Dear Editor in Chief

In-depth research is conducted in the paper, “The role of secondary imaging in children aged under 24 months with proven skull fracture on initial computed tomography scan” to determine whether repeat imaging is required and beneficial for young children who have experienced mild blunt force head trauma and have been initially diagnosed with a skull fracture (SF) using computed tomography (CT) [1]. The study tackles a fundamental clinical topic about managing such situations, specifically the value of magnetic resonance imaging (MRI) after an initial CT scan. This study is important because it shows that a considerable percentage of patients, even in cases with modest head injuries, have new intracranial abnormalities on follow-up MRI, underscoring the importance of careful monitoring in this susceptible age group. The paper’s emphasis on a particular and high-risk group children under 24 months old who are especially vulnerable to brain injuries and skull fractures because of physiological traits including weaker cranial bones, is one of its strongest points.

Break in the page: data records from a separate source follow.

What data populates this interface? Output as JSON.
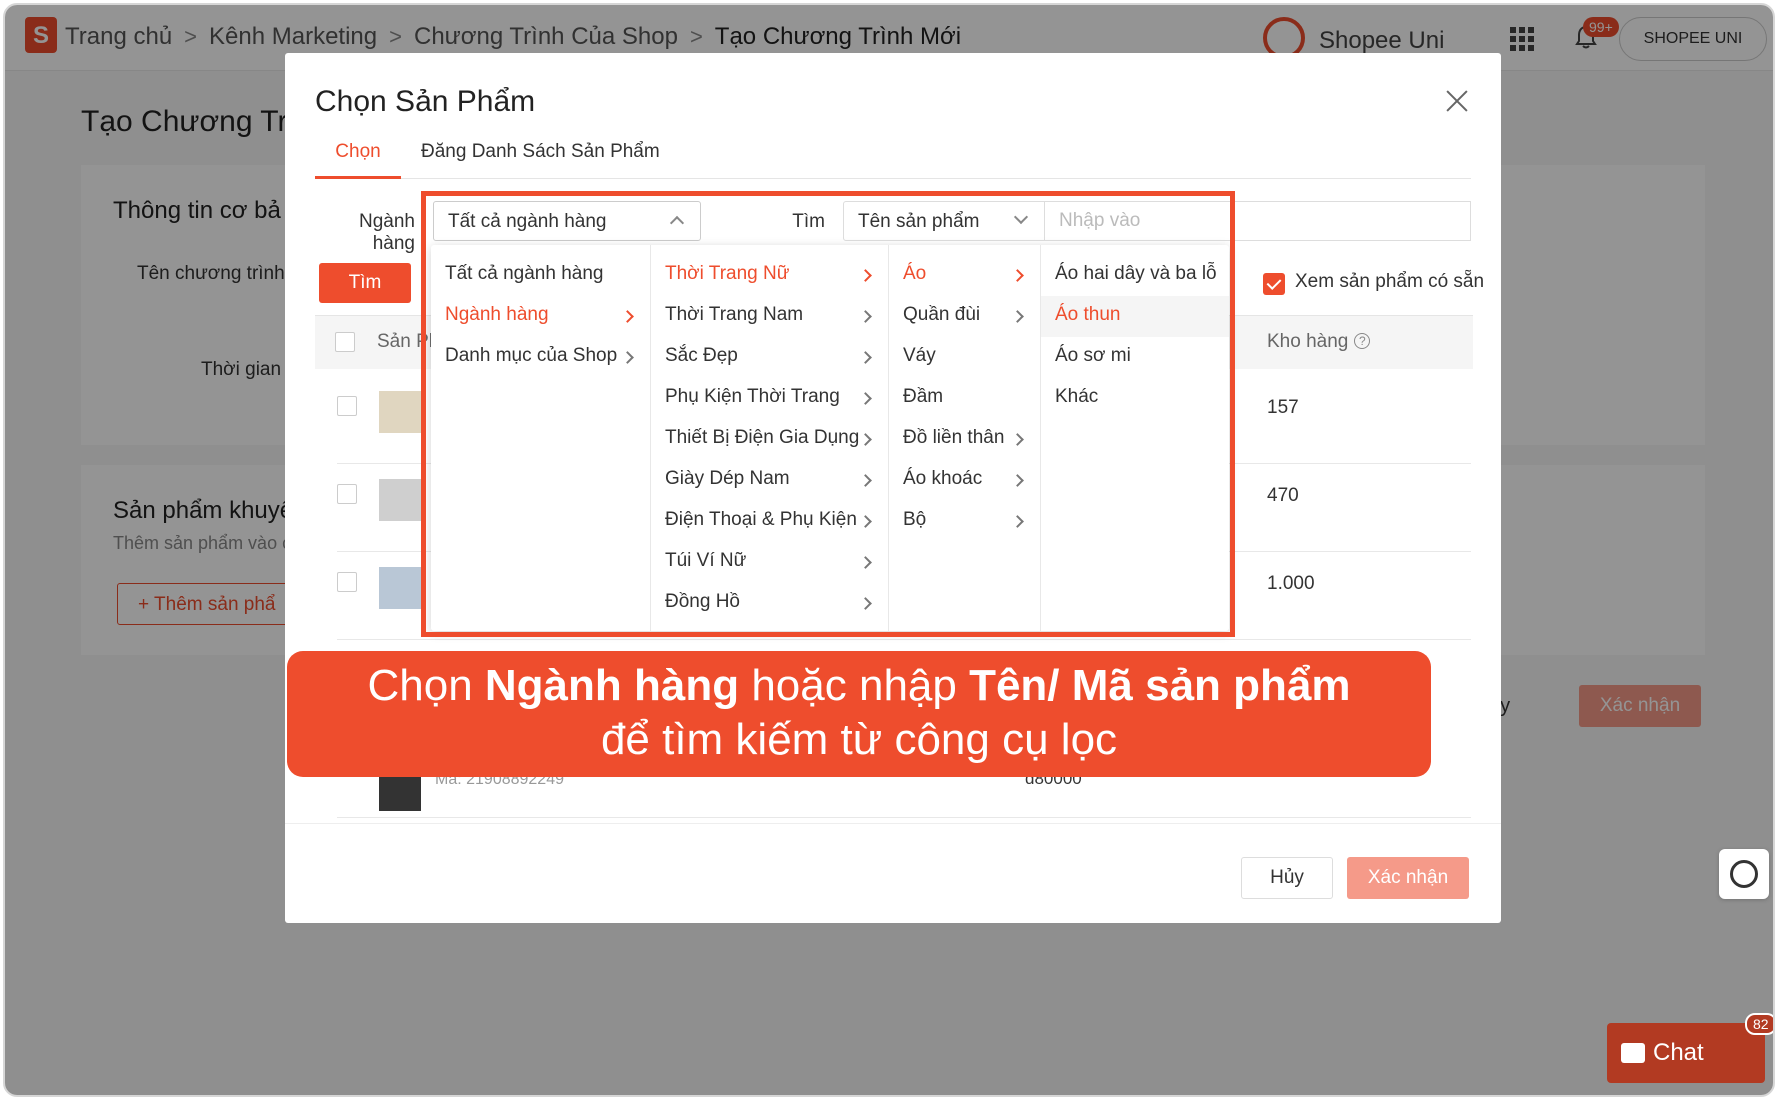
{
  "header": {
    "logo_letter": "S",
    "breadcrumbs": [
      "Trang chủ",
      "Kênh Marketing",
      "Chương Trình Của Shop",
      "Tạo Chương Trình Mới"
    ],
    "brand": "Shopee Uni",
    "notification_badge": "99+",
    "account": "SHOPEE UNI"
  },
  "background_page": {
    "title": "Tạo Chương Trì",
    "basic_info_title": "Thông tin cơ bả",
    "program_name_label": "Tên chương trình",
    "time_label": "Thời gian",
    "products_title": "Sản phẩm khuyế",
    "products_sub": "Thêm sản phẩm vào c",
    "add_product": "Thêm sản phẩ",
    "cancel_partial": "ủy",
    "confirm": "Xác nhận"
  },
  "modal": {
    "title": "Chọn Sản Phẩm",
    "tabs": [
      {
        "label": "Chọn",
        "active": true
      },
      {
        "label": "Đăng Danh Sách Sản Phẩm",
        "active": false
      }
    ],
    "filter": {
      "industry_label_line1": "Ngành",
      "industry_label_line2": "hàng",
      "industry_value": "Tất cả ngành hàng",
      "search_label": "Tìm",
      "search_field": "Tên sản phẩm",
      "search_placeholder": "Nhập vào",
      "search_button": "Tìm",
      "available_only_label": "Xem sản phẩm có sẵn",
      "available_only_checked": true
    },
    "table": {
      "header_product": "Sản Ph",
      "header_stock": "Kho hàng",
      "rows": [
        {
          "stock": "157"
        },
        {
          "stock": "470"
        },
        {
          "stock": "1.000"
        }
      ],
      "partial_code": "Mã: 21908892249",
      "partial_price": "đ80000"
    },
    "cancel_button": "Hủy",
    "confirm_button": "Xác nhận"
  },
  "cascade": {
    "col1": [
      {
        "label": "Tất cả ngành hàng",
        "arrow": false,
        "active": false
      },
      {
        "label": "Ngành hàng",
        "arrow": true,
        "active": true
      },
      {
        "label": "Danh mục của Shop",
        "arrow": true,
        "active": false
      }
    ],
    "col2": [
      {
        "label": "Thời Trang Nữ",
        "active": true
      },
      {
        "label": "Thời Trang Nam"
      },
      {
        "label": "Sắc Đẹp"
      },
      {
        "label": "Phụ Kiện Thời Trang"
      },
      {
        "label": "Thiết Bị Điện Gia Dụng"
      },
      {
        "label": "Giày Dép Nam"
      },
      {
        "label": "Điện Thoại & Phụ Kiện"
      },
      {
        "label": "Túi Ví Nữ"
      },
      {
        "label": "Đồng Hồ"
      }
    ],
    "col3": [
      {
        "label": "Áo",
        "arrow": true,
        "active": true
      },
      {
        "label": "Quần đùi",
        "arrow": true
      },
      {
        "label": "Váy",
        "arrow": false
      },
      {
        "label": "Đầm",
        "arrow": false
      },
      {
        "label": "Đồ liền thân",
        "arrow": true
      },
      {
        "label": "Áo khoác",
        "arrow": true
      },
      {
        "label": "Bộ",
        "arrow": true
      }
    ],
    "col4": [
      {
        "label": "Áo hai dây và ba lỗ"
      },
      {
        "label": "Áo thun",
        "active": true
      },
      {
        "label": "Áo sơ mi"
      },
      {
        "label": "Khác"
      }
    ]
  },
  "callout": {
    "l1_a": "Chọn ",
    "l1_b": "Ngành hàng",
    "l1_c": " hoặc nhập ",
    "l1_d": "Tên/ Mã sản phẩm",
    "l2": "để tìm kiếm từ công cụ lọc"
  },
  "chat": {
    "label": "Chat",
    "badge": "82"
  },
  "colors": {
    "accent": "#ee4d2d",
    "accent_disabled": "#f59a89",
    "chat": "#b23a22"
  }
}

The meticulous technique employed by the authors, encompassing a thorough examination of clinical symptoms, risk factors, and outcomes, offers significant insights into the potential development patterns of cerebral injuries subsequent to an initial trauma. The results of the research highlight the need of repeat imaging in making sure no postponed injuries are missed, potentially preventing major problems such brain herniation. Of particular, the high proportion of new MRI findings in children with skull fractures is notable. The analysis’s shortcomings, such as its retrospective methodology and single-center setting, may impair the result’s generalizability. Furthermore, even though the authors stress the advantages of repeat imaging, they also recognize its potential drawbacks, such as the necessity of sedation for young children undergoing MRIs. Notwithstanding these drawbacks, the study significantly advances paediatric neurosurgery by offering proof in favour of secondary imaging in some high-risk situations, ultimately leading to better clinical judgments on the treatment of juvenile head trauma [2].